Rivaroxaban is an oral factor Xa inhibitor that inhibits platelet activation by selectively blocking the active site of factor Xa without requiring a cofactor (eg, antithrombin III) for activity. It is indicated for a variety of treatment and prophylaxis VTE indications, including risk reduction of stroke and systemic embolism in nonvalvular atrial fibrillation; treatment of DVT and PE; reduction in risk of recurrent DVT and/or PE; prophylaxis of DVT following hip or knee replacement surgery; prophylaxis of VTE in acutely ill medical patients at risk for thromboembolic complications owing to restricted mobility (and who are not at high risk of bleeding); and risk reduction of major CV events with CAD or PAD.

Dabigatran (Pradaxa)

Dabigatran is a direct thrombin inhibitor. Both free and clot-bound thrombin, and thrombin-induced platelet aggregation is inhibited. It is indicated for the treatment of DVT and PE in patients who have been treated with a parenteral anticoagulant for 5-10 days. It is also indicated to reduce the risk of DVT and PE recurrence in patients who have been previously treated.

Apixaban (Eliquis)

Apixaban is a factor Xa inhibitor indicated for treatment of DVT and PE. It is also indicated to reduce the risk of recurrence of DVT and PE in patients who have been previously treated.

Edoxaban (Savaysa)

Edoxaban is a factor Xa inhibitor indicated for treatment of DVT and PE in patients who have been initially treated with a parenteral anticoagulant for 5-10 days.

Class Summary

As stated by the American College of Chest Physicians,[36]  thrombolytic treatment is indicated for acute, massive PE with hemodynamic instability in patients who do not seem prone to bleeding. These agents dissolve recent clots promptly by activating a plasma proenzyme, plasminogen, to its active form, plasmin. Plasmin degrades fibrin to soluble peptides.
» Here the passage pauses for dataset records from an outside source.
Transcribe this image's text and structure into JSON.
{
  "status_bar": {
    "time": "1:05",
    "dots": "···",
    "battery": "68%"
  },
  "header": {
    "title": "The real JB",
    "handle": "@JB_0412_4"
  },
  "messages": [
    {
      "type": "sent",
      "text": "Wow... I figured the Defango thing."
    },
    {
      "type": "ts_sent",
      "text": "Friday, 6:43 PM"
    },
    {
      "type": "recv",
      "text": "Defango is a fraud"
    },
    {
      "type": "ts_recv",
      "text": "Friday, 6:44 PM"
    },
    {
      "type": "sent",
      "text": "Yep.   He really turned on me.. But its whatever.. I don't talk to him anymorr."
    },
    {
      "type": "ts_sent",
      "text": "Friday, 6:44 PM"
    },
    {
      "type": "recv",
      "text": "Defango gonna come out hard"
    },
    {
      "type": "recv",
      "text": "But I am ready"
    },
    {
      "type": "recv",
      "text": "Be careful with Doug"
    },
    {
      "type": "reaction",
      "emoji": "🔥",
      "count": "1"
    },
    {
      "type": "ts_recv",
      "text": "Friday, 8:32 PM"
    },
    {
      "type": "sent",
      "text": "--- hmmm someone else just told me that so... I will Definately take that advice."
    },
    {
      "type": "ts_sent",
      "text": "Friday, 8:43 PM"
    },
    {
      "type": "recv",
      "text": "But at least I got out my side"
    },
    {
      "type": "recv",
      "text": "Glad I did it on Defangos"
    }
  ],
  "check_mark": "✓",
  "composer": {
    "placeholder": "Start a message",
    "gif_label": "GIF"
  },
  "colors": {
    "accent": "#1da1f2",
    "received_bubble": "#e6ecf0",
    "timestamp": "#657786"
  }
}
Thrombolytic therapy speeds pulmonary tissue reperfusion and rapidly reverses right heart failure. It improves pulmonary capillary blood flow and more rapidly improves hemodynamic parameters.
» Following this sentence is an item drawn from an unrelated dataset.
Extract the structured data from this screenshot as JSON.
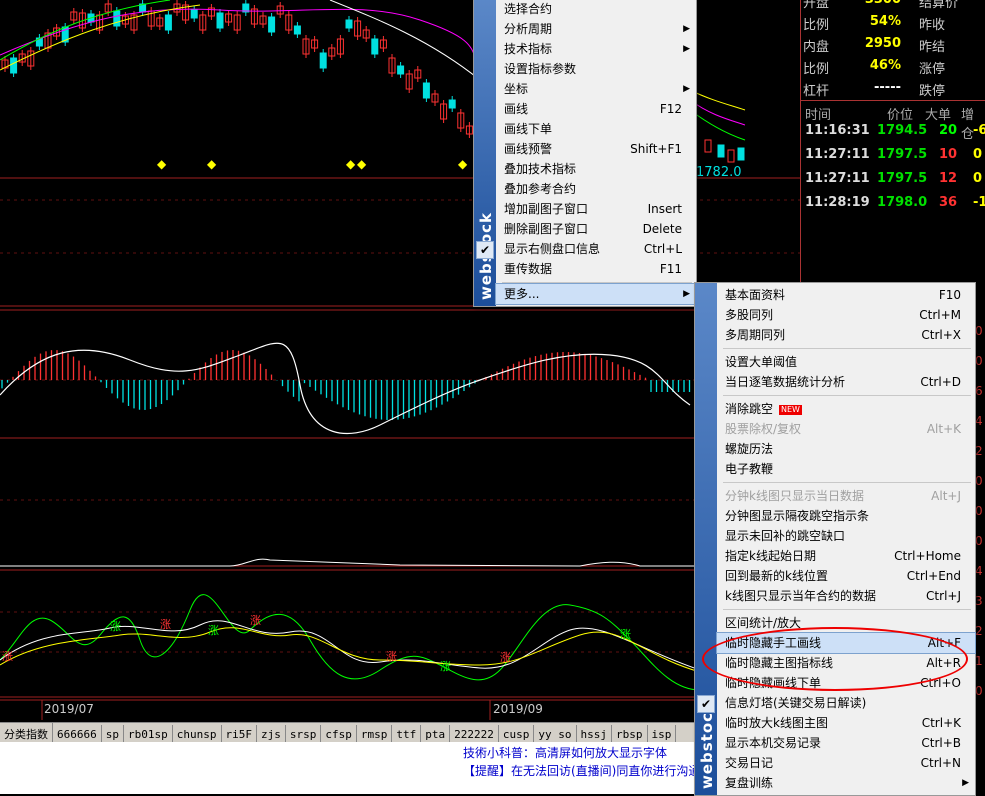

Reteplase; t-PA (Retavase)

Reteplase is used in the management of PE in hemodynamically unstable patients. Its safety and efficacy with concomitant administration of heparin or aspirin during first 24 hours after symptom onset have not been investigated.

Tenecteplase (TNKase)

Tenecteplase is a modified version of alteplase made by substituting three amino acids. It has a longer half-life than alteplase and thus can be given as a single bolus infused over 5 seconds (as opposed to the 90 minutes required for alteplase). It appears to cause less non–intracranial bleeding than alteplase but carries a comparable risk of intracranial bleeding and stroke.
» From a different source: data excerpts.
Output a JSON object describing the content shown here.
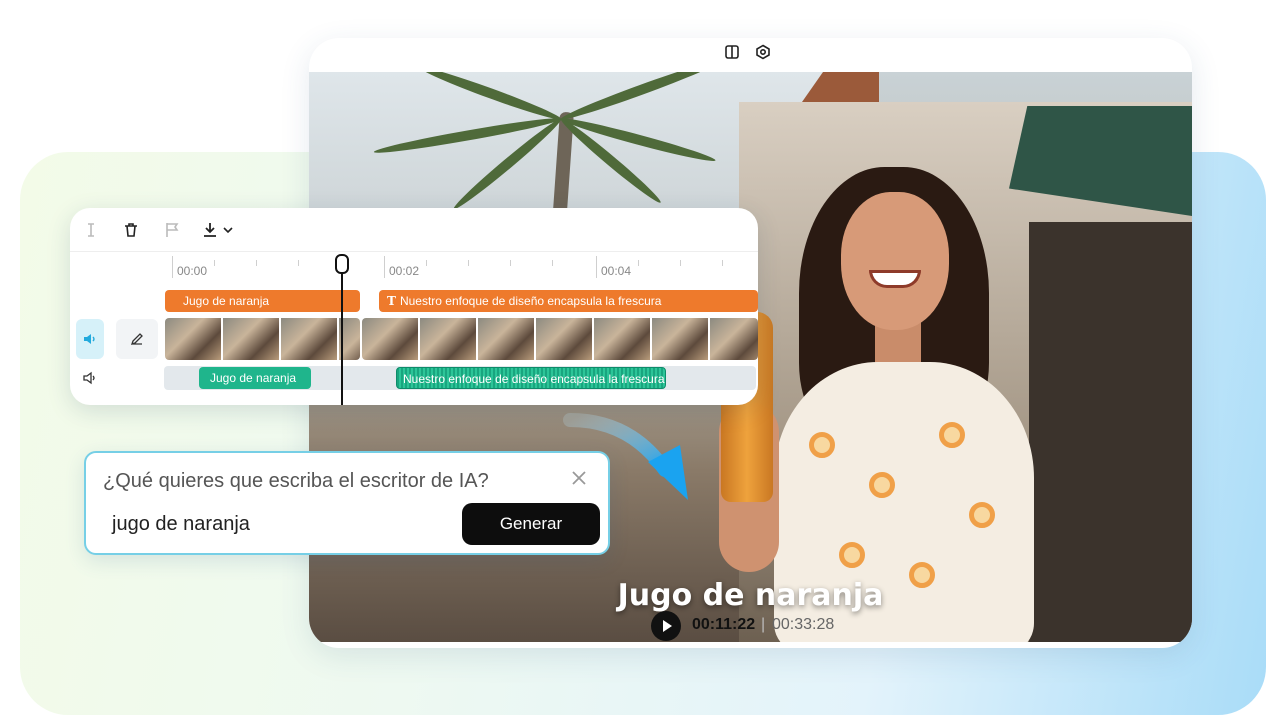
{
  "player": {
    "caption": "Jugo de naranja",
    "current_time": "00:11:22",
    "separator": "|",
    "total_time": "00:33:28",
    "top_icons": [
      "panel-toggle-icon",
      "settings-hex-icon"
    ]
  },
  "timeline": {
    "toolbar_icons": [
      "split-icon",
      "trash-icon",
      "flag-icon",
      "download-icon",
      "chevron-down-icon"
    ],
    "ruler": [
      "00:00",
      "00:02",
      "00:04"
    ],
    "text_clips": [
      {
        "label": "Jugo de naranja"
      },
      {
        "label": "Nuestro enfoque de diseño encapsula la frescura"
      }
    ],
    "audio_clips": [
      {
        "label": "Jugo de naranja"
      },
      {
        "label": "Nuestro enfoque de diseño encapsula la frescura"
      }
    ],
    "side_icons": [
      "volume-icon",
      "edit-pen-icon",
      "speaker-icon"
    ]
  },
  "prompt": {
    "title": "¿Qué quieres que escriba el escritor de IA?",
    "value": "jugo de naranja",
    "button": "Generar"
  },
  "colors": {
    "orange_clip": "#ee7a2c",
    "green_clip": "#1fb58c",
    "accent_border": "#76cfe6",
    "button_bg": "#0d0d0d"
  }
}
Base the dose on the patient's weight. Initiate treatment as soon as possible after the onset of AMI symptoms. Because tenecteplase contains no antibacterial preservatives, it must be reconstituted immediately before use.

Class Summary

Blood coagulation cascade is dependent on the activation of factor X to factor Xa via the intrinsic and extrinsic pathways.

Apixaban (Eliquis)

Indicated to reduce risk of stroke and systemic embolism associated with nonvalvular atrial fibrillation. Also indicated for postoperative prophylaxis of DVT/PE and for treatment of DVT or PE.

Rivaroxaban (Xarelto)

Indicated for prophylaxis of DVT, which may lead to PE in patients undergoing knee or hip replacement surgery. Also indicated to reduce the risk of stroke in patients with nonvalvular atrial fibrillation. Additionally, it is indicated for treatment of DVT or PE.

Edoxaban (Savaysa)

Indicated to reduce risk of stroke and systemic embolism associated with nonvalvular atrial fibrillation (NVAF).

Betrixaban (Bevyxxa)

Indicated for prophylaxis of venous thromboembolism (VTE) in adults hospitalized for acute medical illness who are at risk for thromboembolic complications owing to moderate or severe restricted mobility and other risk factors that may cause VTE.

Class Summary

Prevents thrombus development through direct, competitive inhibition of thrombin. Thrombin enables fibrinogen conversion to fibrin during the coagulation cascade.

Dabigatran (Pradaxa)

Inhibits free and clot-bound thrombin and thrombin-induced platelet aggregation. Indicated for prevention of stroke and systemic embolism associated with nonvalvular atrial fibrillation. Also indicated for prevention and treatment of DVT or PE.